Graftinduced dyskinesia
Off phase graft-induced dyskinesia has been reported in some animal and human cell therapy studies for Parkinson's disease using fetal tissue or cells. The pathogenesis is supposed to involve serotonergic hyperinnervation in the striatum due to a proportion of serotonergic neurons that contaminated the grafted fetal cells [41, 52, 53].
Mode of delivery related side effects
Mode of delivery related side effects include hemorrhage and infection. Hemorrhage has been reported in a patient with Parkinson's disease who received fetal ventral mid brain cell transplantation into the putamen through a canula. The hemorrhage caused termination of the procedure after the first deposit, but the patient did not show any neurological deficits due the complications during transplantation [38].

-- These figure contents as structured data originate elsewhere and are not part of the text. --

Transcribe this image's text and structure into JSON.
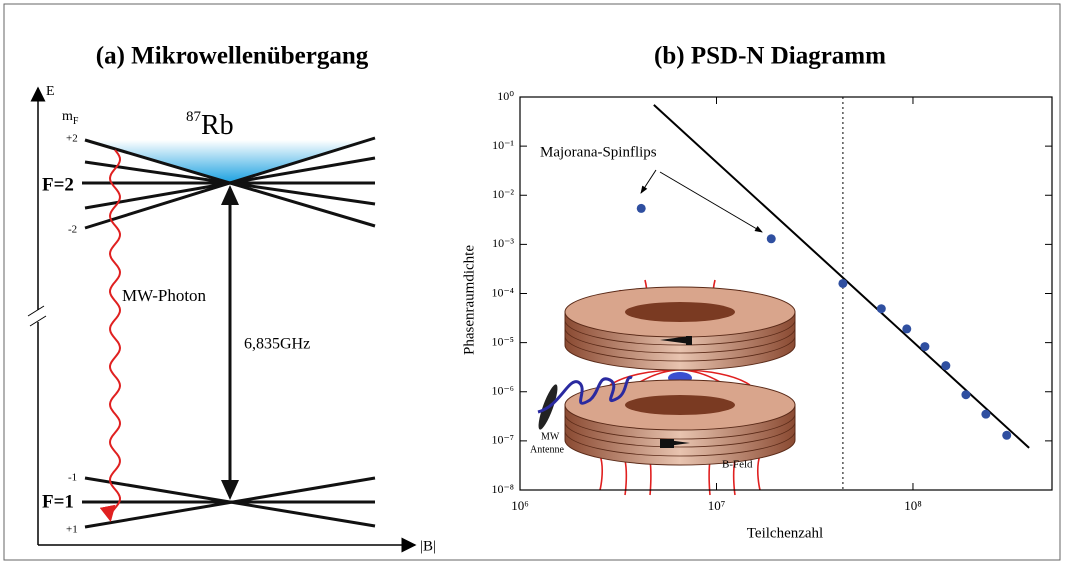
{
  "diagram": {
    "title": "(a) Mikrowellenübergang",
    "energy_axis": "E",
    "field_axis": "|B|",
    "mf_label": {
      "main": "m",
      "sub": "F"
    },
    "isotope": {
      "mass": "87",
      "symbol": "Rb"
    },
    "upper_state": "F=2",
    "upper_top": "+2",
    "upper_bottom": "-2",
    "lower_state": "F=1",
    "lower_top": "-1",
    "lower_bottom": "+1",
    "photon": "MW-Photon",
    "frequency": "6,835GHz"
  },
  "chart_data": {
    "type": "scatter",
    "title": "(b) PSD-N Diagramm",
    "x_label": "Teilchenzahl",
    "y_label": "Phasenraumdichte",
    "log_x": true,
    "log_y": true,
    "xlim": [
      1000000,
      510000000
    ],
    "ylim": [
      1e-08,
      1
    ],
    "xticks": [
      {
        "value": 1000000,
        "label": "10⁶"
      },
      {
        "value": 10000000,
        "label": "10⁷"
      },
      {
        "value": 100000000,
        "label": "10⁸"
      }
    ],
    "yticks": [
      {
        "value": 1e-08,
        "label": "10⁻⁸"
      },
      {
        "value": 1e-07,
        "label": "10⁻⁷"
      },
      {
        "value": 1e-06,
        "label": "10⁻⁶"
      },
      {
        "value": 1e-05,
        "label": "10⁻⁵"
      },
      {
        "value": 0.0001,
        "label": "10⁻⁴"
      },
      {
        "value": 0.001,
        "label": "10⁻³"
      },
      {
        "value": 0.01,
        "label": "10⁻²"
      },
      {
        "value": 0.1,
        "label": "10⁻¹"
      },
      {
        "value": 1,
        "label": "10⁰"
      }
    ],
    "series": [
      {
        "color": "#2f4fa0",
        "x": [
          4140000,
          19000000,
          44000000,
          69000000,
          93000000,
          115000000,
          147000000,
          186000000,
          235000000,
          300000000
        ],
        "values": [
          0.0054,
          0.0013,
          0.00016,
          4.9e-05,
          1.9e-05,
          8.3e-06,
          3.4e-06,
          8.7e-07,
          3.5e-07,
          1.3e-07
        ]
      }
    ],
    "fit_line": {
      "color": "#000000",
      "x": [
        4800000,
        390000000
      ],
      "values": [
        0.69,
        7.2e-08
      ]
    },
    "vline": 44000000,
    "annotation": "Majorana-Spinflips",
    "inset_labels": [
      "MW",
      "Antenne",
      "B-Feld"
    ]
  }
}
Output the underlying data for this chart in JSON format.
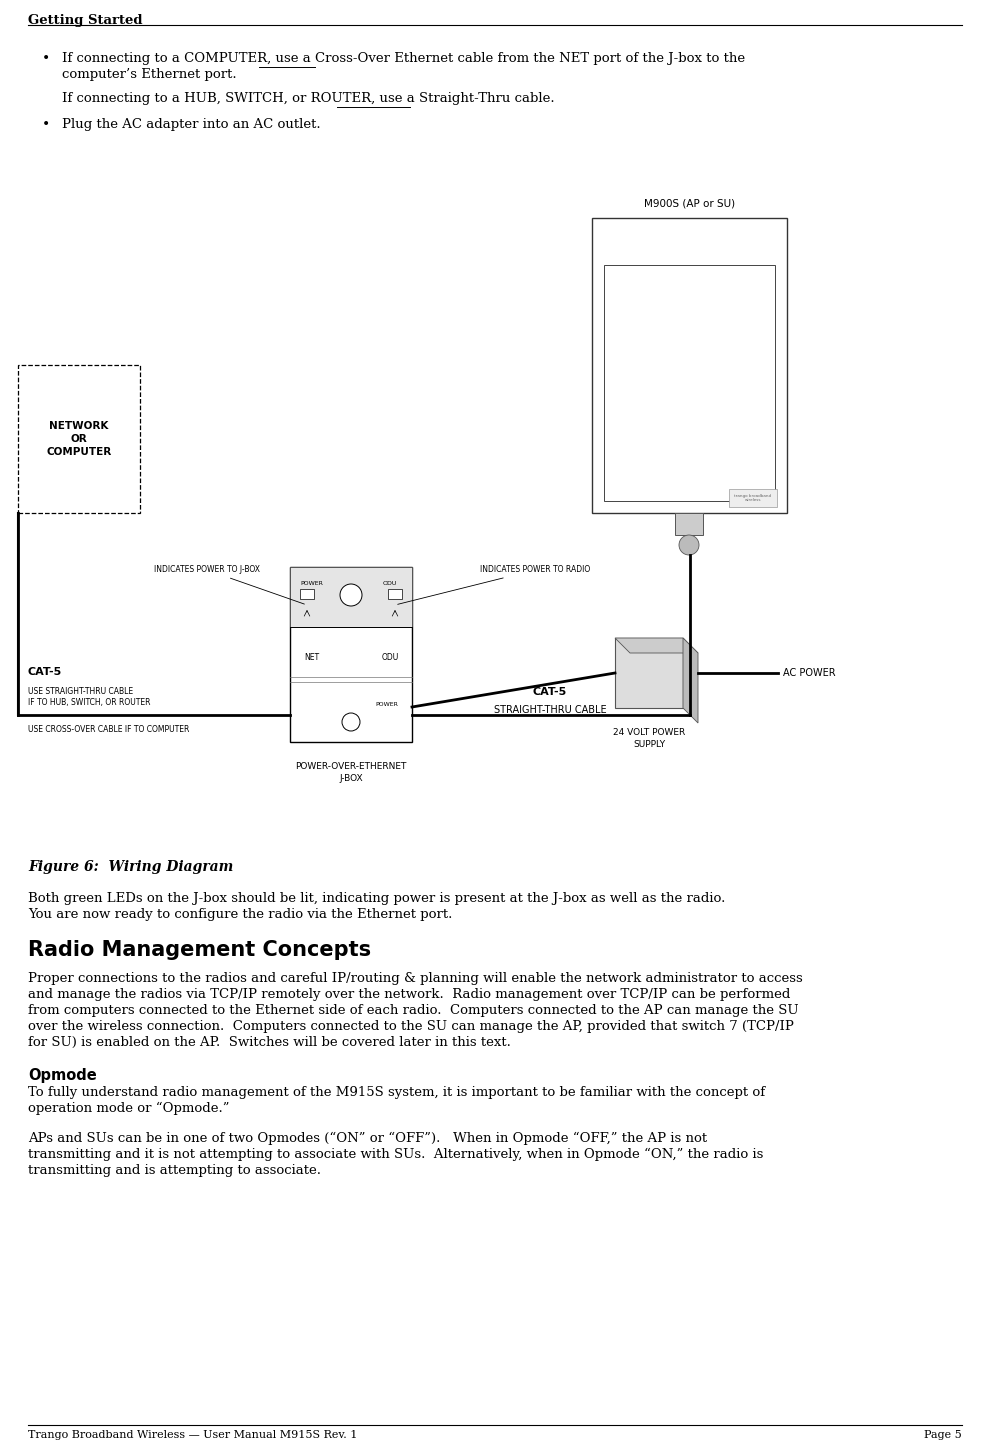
{
  "page_title": "Getting Started",
  "footer_left": "Trango Broadband Wireless — User Manual M915S Rev. 1",
  "footer_right": "Page 5",
  "bg_color": "#ffffff",
  "text_color": "#000000",
  "fig_caption": "Figure 6:  Wiring Diagram",
  "para1_line1": "Both green LEDs on the J-box should be lit, indicating power is present at the J-box as well as the radio.",
  "para1_line2": "You are now ready to configure the radio via the Ethernet port.",
  "section_title": "Radio Management Concepts",
  "para2": "Proper connections to the radios and careful IP/routing & planning will enable the network administrator to access\nand manage the radios via TCP/IP remotely over the network.  Radio management over TCP/IP can be performed\nfrom computers connected to the Ethernet side of each radio.  Computers connected to the AP can manage the SU\nover the wireless connection.  Computers connected to the SU can manage the AP, provided that switch 7 (TCP/IP\nfor SU) is enabled on the AP.  Switches will be covered later in this text.",
  "subsection_title": "Opmode",
  "para3_line1": "To fully understand radio management of the M915S system, it is important to be familiar with the concept of",
  "para3_line2": "operation mode or “Opmode.”",
  "para4_line1": "APs and SUs can be in one of two Opmodes (“ON” or “OFF”).   When in Opmode “OFF,” the AP is not",
  "para4_line2": "transmitting and it is not attempting to associate with SUs.  Alternatively, when in Opmode “ON,” the radio is",
  "para4_line3": "transmitting and is attempting to associate."
}
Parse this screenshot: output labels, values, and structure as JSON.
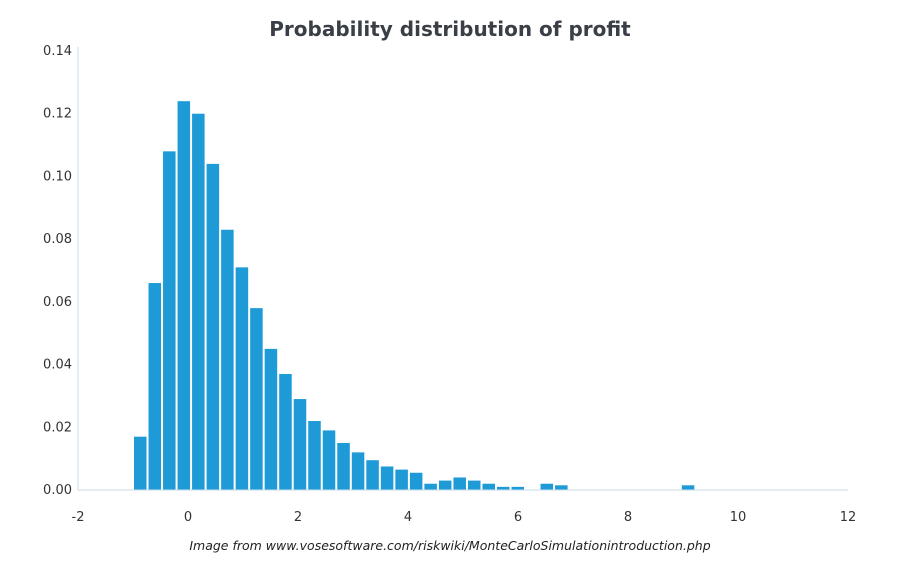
{
  "chart_data": {
    "type": "bar",
    "title": "Probability distribution of profit",
    "xlabel": "",
    "ylabel": "",
    "xlim": [
      -2,
      12
    ],
    "ylim": [
      0,
      0.14
    ],
    "x_ticks": [
      "-2",
      "0",
      "2",
      "4",
      "6",
      "8",
      "10",
      "12"
    ],
    "y_ticks": [
      "0.00",
      "0.02",
      "0.04",
      "0.06",
      "0.08",
      "0.10",
      "0.12",
      "0.14"
    ],
    "grid": false,
    "legend": "none",
    "bar_color": "#1e9bd7",
    "bin_width": 0.264,
    "bins": [
      {
        "x": -1.0,
        "y": 0.017
      },
      {
        "x": -0.736,
        "y": 0.066
      },
      {
        "x": -0.472,
        "y": 0.108
      },
      {
        "x": -0.208,
        "y": 0.124
      },
      {
        "x": 0.056,
        "y": 0.12
      },
      {
        "x": 0.32,
        "y": 0.104
      },
      {
        "x": 0.584,
        "y": 0.083
      },
      {
        "x": 0.848,
        "y": 0.071
      },
      {
        "x": 1.112,
        "y": 0.058
      },
      {
        "x": 1.376,
        "y": 0.045
      },
      {
        "x": 1.64,
        "y": 0.037
      },
      {
        "x": 1.904,
        "y": 0.029
      },
      {
        "x": 2.168,
        "y": 0.022
      },
      {
        "x": 2.432,
        "y": 0.019
      },
      {
        "x": 2.696,
        "y": 0.015
      },
      {
        "x": 2.96,
        "y": 0.012
      },
      {
        "x": 3.224,
        "y": 0.0095
      },
      {
        "x": 3.488,
        "y": 0.0075
      },
      {
        "x": 3.752,
        "y": 0.0065
      },
      {
        "x": 4.016,
        "y": 0.0055
      },
      {
        "x": 4.28,
        "y": 0.002
      },
      {
        "x": 4.544,
        "y": 0.003
      },
      {
        "x": 4.808,
        "y": 0.004
      },
      {
        "x": 5.072,
        "y": 0.003
      },
      {
        "x": 5.336,
        "y": 0.002
      },
      {
        "x": 5.6,
        "y": 0.001
      },
      {
        "x": 5.864,
        "y": 0.001
      },
      {
        "x": 6.392,
        "y": 0.002
      },
      {
        "x": 6.656,
        "y": 0.0015
      },
      {
        "x": 8.96,
        "y": 0.0015
      }
    ]
  },
  "caption": "Image from www.vosesoftware.com/riskwiki/MonteCarloSimulationintroduction.php"
}
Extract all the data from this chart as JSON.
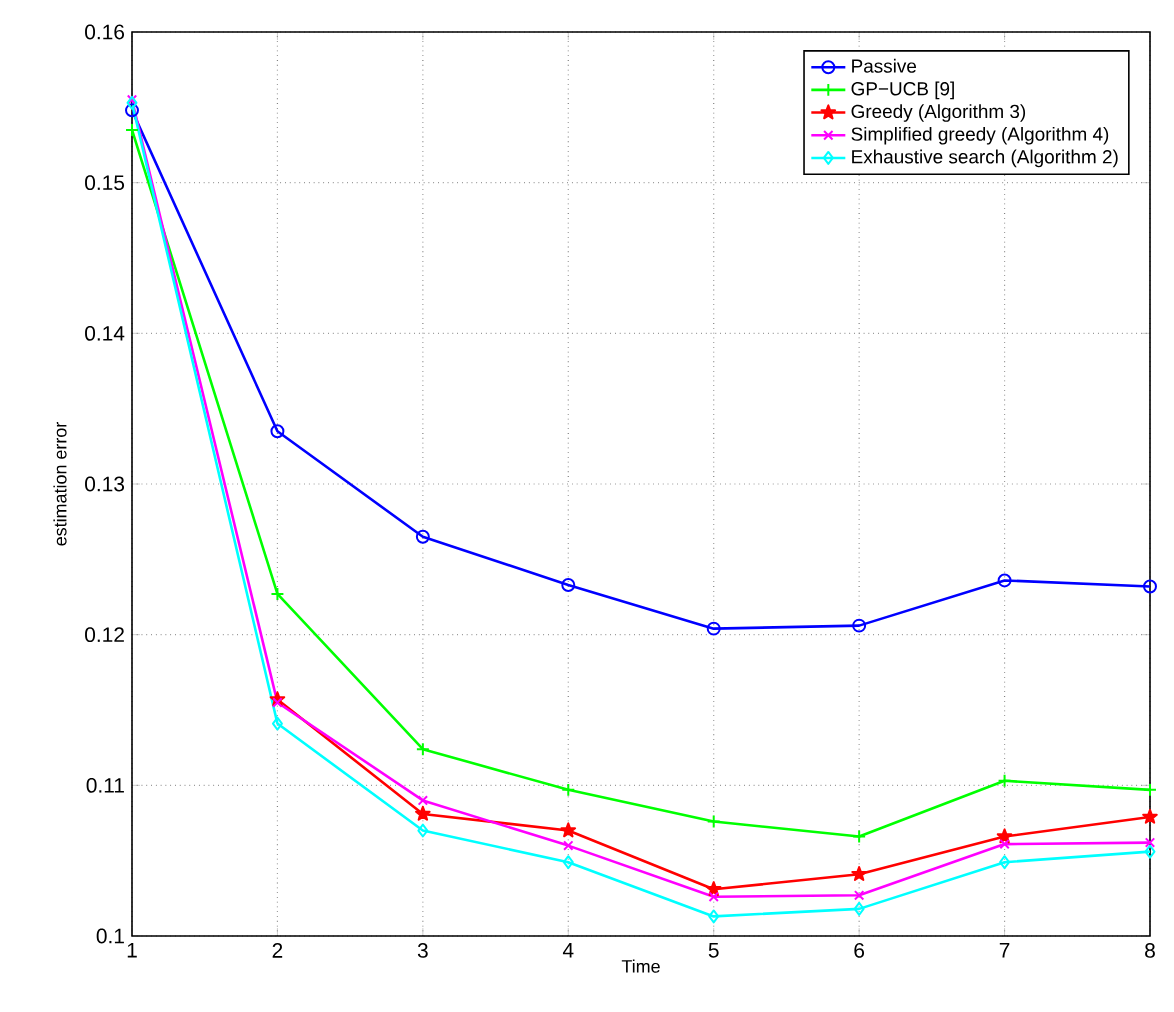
{
  "chart_data": {
    "type": "line",
    "xlabel": "Time",
    "ylabel": "estimation error",
    "x": [
      1,
      2,
      3,
      4,
      5,
      6,
      7,
      8
    ],
    "xlim": [
      1,
      8
    ],
    "ylim": [
      0.1,
      0.16
    ],
    "xticks": [
      1,
      2,
      3,
      4,
      5,
      6,
      7,
      8
    ],
    "yticks": [
      0.1,
      0.11,
      0.12,
      0.13,
      0.14,
      0.15,
      0.16
    ],
    "grid": true,
    "legend": "top right",
    "line_style": "solid",
    "series": [
      {
        "name": "Passive",
        "color": "#0000ff",
        "marker": "circle",
        "values": [
          0.1548,
          0.1335,
          0.1265,
          0.1233,
          0.1204,
          0.1206,
          0.1236,
          0.1232
        ]
      },
      {
        "name": "GP−UCB [9]",
        "color": "#00ff00",
        "marker": "plus",
        "values": [
          0.1535,
          0.1227,
          0.1124,
          0.1097,
          0.1076,
          0.1066,
          0.1103,
          0.1097
        ]
      },
      {
        "name": "Greedy (Algorithm 3)",
        "color": "#ff0000",
        "marker": "star",
        "values": [
          null,
          0.1157,
          0.1081,
          0.107,
          0.1031,
          0.1041,
          0.1066,
          0.1079
        ]
      },
      {
        "name": "Simplified greedy (Algorithm 4)",
        "color": "#ff00ff",
        "marker": "cross",
        "values": [
          0.1555,
          0.1155,
          0.109,
          0.106,
          0.1026,
          0.1027,
          0.1061,
          0.1062
        ]
      },
      {
        "name": "Exhaustive search (Algorithm 2)",
        "color": "#00ffff",
        "marker": "diamond",
        "values": [
          0.1553,
          0.1141,
          0.107,
          0.1049,
          0.1013,
          0.1018,
          0.1049,
          0.1056
        ]
      }
    ]
  }
}
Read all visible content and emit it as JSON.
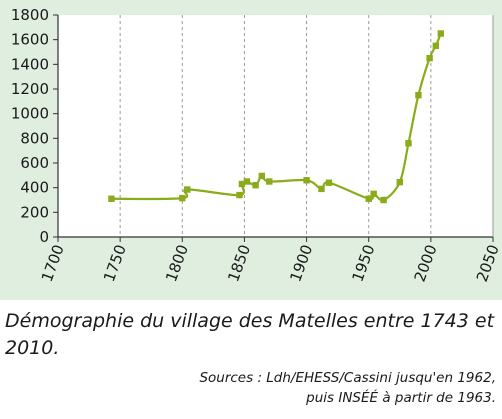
{
  "chart_data": {
    "type": "line",
    "title": "",
    "xlabel": "",
    "ylabel": "",
    "xlim": [
      1700,
      2050
    ],
    "ylim": [
      0,
      1800
    ],
    "x_ticks": [
      "1700",
      "1750",
      "1800",
      "1850",
      "1900",
      "1950",
      "2000",
      "2050"
    ],
    "y_ticks": [
      "0",
      "200",
      "400",
      "600",
      "800",
      "1000",
      "1200",
      "1400",
      "1600",
      "1800"
    ],
    "grid": "vertical dashed",
    "legend": "none",
    "series": [
      {
        "color": "#8aab1a",
        "marker": "square",
        "points": [
          [
            1743,
            310
          ],
          [
            1800,
            315
          ],
          [
            1804,
            385
          ],
          [
            1846,
            340
          ],
          [
            1848,
            430
          ],
          [
            1852,
            450
          ],
          [
            1859,
            420
          ],
          [
            1864,
            495
          ],
          [
            1870,
            450
          ],
          [
            1900,
            460
          ],
          [
            1912,
            390
          ],
          [
            1918,
            440
          ],
          [
            1950,
            310
          ],
          [
            1954,
            350
          ],
          [
            1962,
            300
          ],
          [
            1975,
            445
          ],
          [
            1982,
            760
          ],
          [
            1990,
            1150
          ],
          [
            1999,
            1450
          ],
          [
            2004,
            1550
          ],
          [
            2008,
            1650
          ]
        ]
      }
    ]
  },
  "caption": "Démographie du village des Matelles entre 1743 et 2010.",
  "sources": {
    "line1": "Sources : Ldh/EHESS/Cassini jusqu'en 1962,",
    "line2": "puis INSÉÉ à partir de 1963."
  }
}
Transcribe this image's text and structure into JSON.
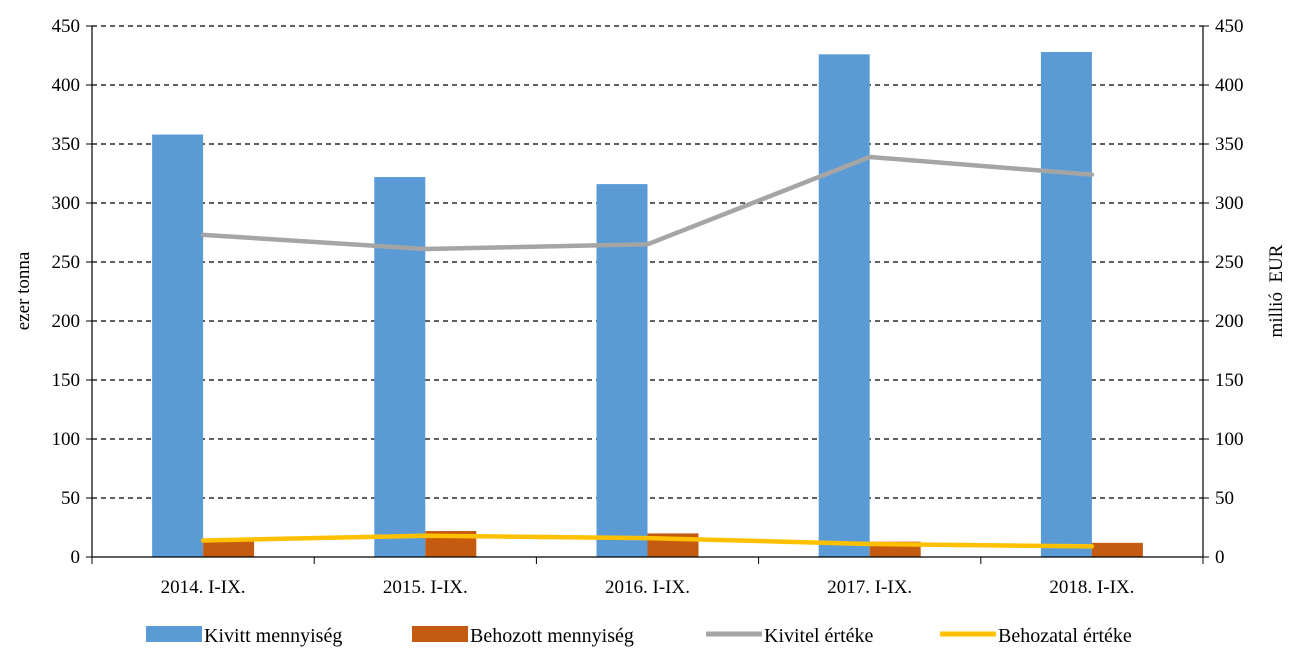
{
  "chart_data": {
    "type": "bar",
    "categories": [
      "2014. I-IX.",
      "2015. I-IX.",
      "2016. I-IX.",
      "2017. I-IX.",
      "2018. I-IX."
    ],
    "series": [
      {
        "name": "Kivitt mennyiség",
        "kind": "bar",
        "axis": "left",
        "color": "#5B9BD5",
        "values": [
          358,
          322,
          316,
          426,
          428
        ]
      },
      {
        "name": "Behozott mennyiség",
        "kind": "bar",
        "axis": "left",
        "color": "#C55A11",
        "values": [
          15,
          22,
          20,
          13,
          12
        ]
      },
      {
        "name": "Kivitel értéke",
        "kind": "line",
        "axis": "right",
        "color": "#A5A5A5",
        "values": [
          273,
          261,
          265,
          339,
          324
        ]
      },
      {
        "name": "Behozatal értéke",
        "kind": "line",
        "axis": "right",
        "color": "#FFC000",
        "values": [
          14,
          18,
          16,
          11,
          9
        ]
      }
    ],
    "ylabel": "ezer tonna",
    "y2label": "millió  EUR",
    "ylim": [
      0,
      450
    ],
    "y2lim": [
      0,
      450
    ],
    "yticks": [
      0,
      50,
      100,
      150,
      200,
      250,
      300,
      350,
      400,
      450
    ],
    "grid": "dashed horizontal",
    "legend": "bottom"
  }
}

Efficacy and Safety Studies
Various kinds of cells show potential to differentiate into dopaminergic neurons or neurotrophic factor secreting cells. Furthermore, some show efficacy in animal models for Parkinson's disease, and some have been used in human trials. However, translation into therapy in humans requires efficacy and safety assurance.
Therefore, efficacy and safety studies need to be conducted in animal models for the various kinds of cells to understand what happens to the cells after transplantation, their survival, migration, and differentiation into desired cells in the Parkinson's disease model environment. Integration of transplanted cells in a degenerated system might be difficult, and integration into the existing neuronal pathway needs to be confirmed.
It is important to test the efficacy and safety of various cell delivery routes to identify the most efficient route, the number of cells to be delivered, and to detect possible side effects that may arise.
For human trials, tracking injected cells using noninvasive brain imaging is of great importance to monitor the injected cells in term of their growth, their migration either to desired or undesired location, as well as their survival and function [54].
Postmortem analyses on transplanted fetal mesencephalic neurons in patients with Parkinson's disease revealed conflicting results in term of the appearance of Lewy bodies and α-synuclein positivity [9, 55, 56]. These conflicting results may be due to the pathogenesis that underlies the dopaminergic neuronal loss in Parkinson's disease. As Lewy bodies and α-synuclein represent one of the pathological conditions, their appearance in transplanted neurons suggest that the pathological microenvironment may lead to ongoing neuronal death, which may affect transplanted cells [56, 57].
Therefore, studies need to be conducted to reveal the exact cause and microenvironmental pathology in various kinds of Parkinson's disease. This knowledge may be useful to modulate the microenvironment to increase efficacy and to obtain a sustainable effect from cell therapy in the future.
Conclusion
Various kinds of cells are suitable for cell therapy in patients with Parkinson's disease. However, safety and efficacy studies need to be conducted followed by standardized procedures for each type of cell, mode and site of delivery, and type of Parkinson's disease. In addition, modulation of the microenvironment may lead to a sustainable therapeutic effect.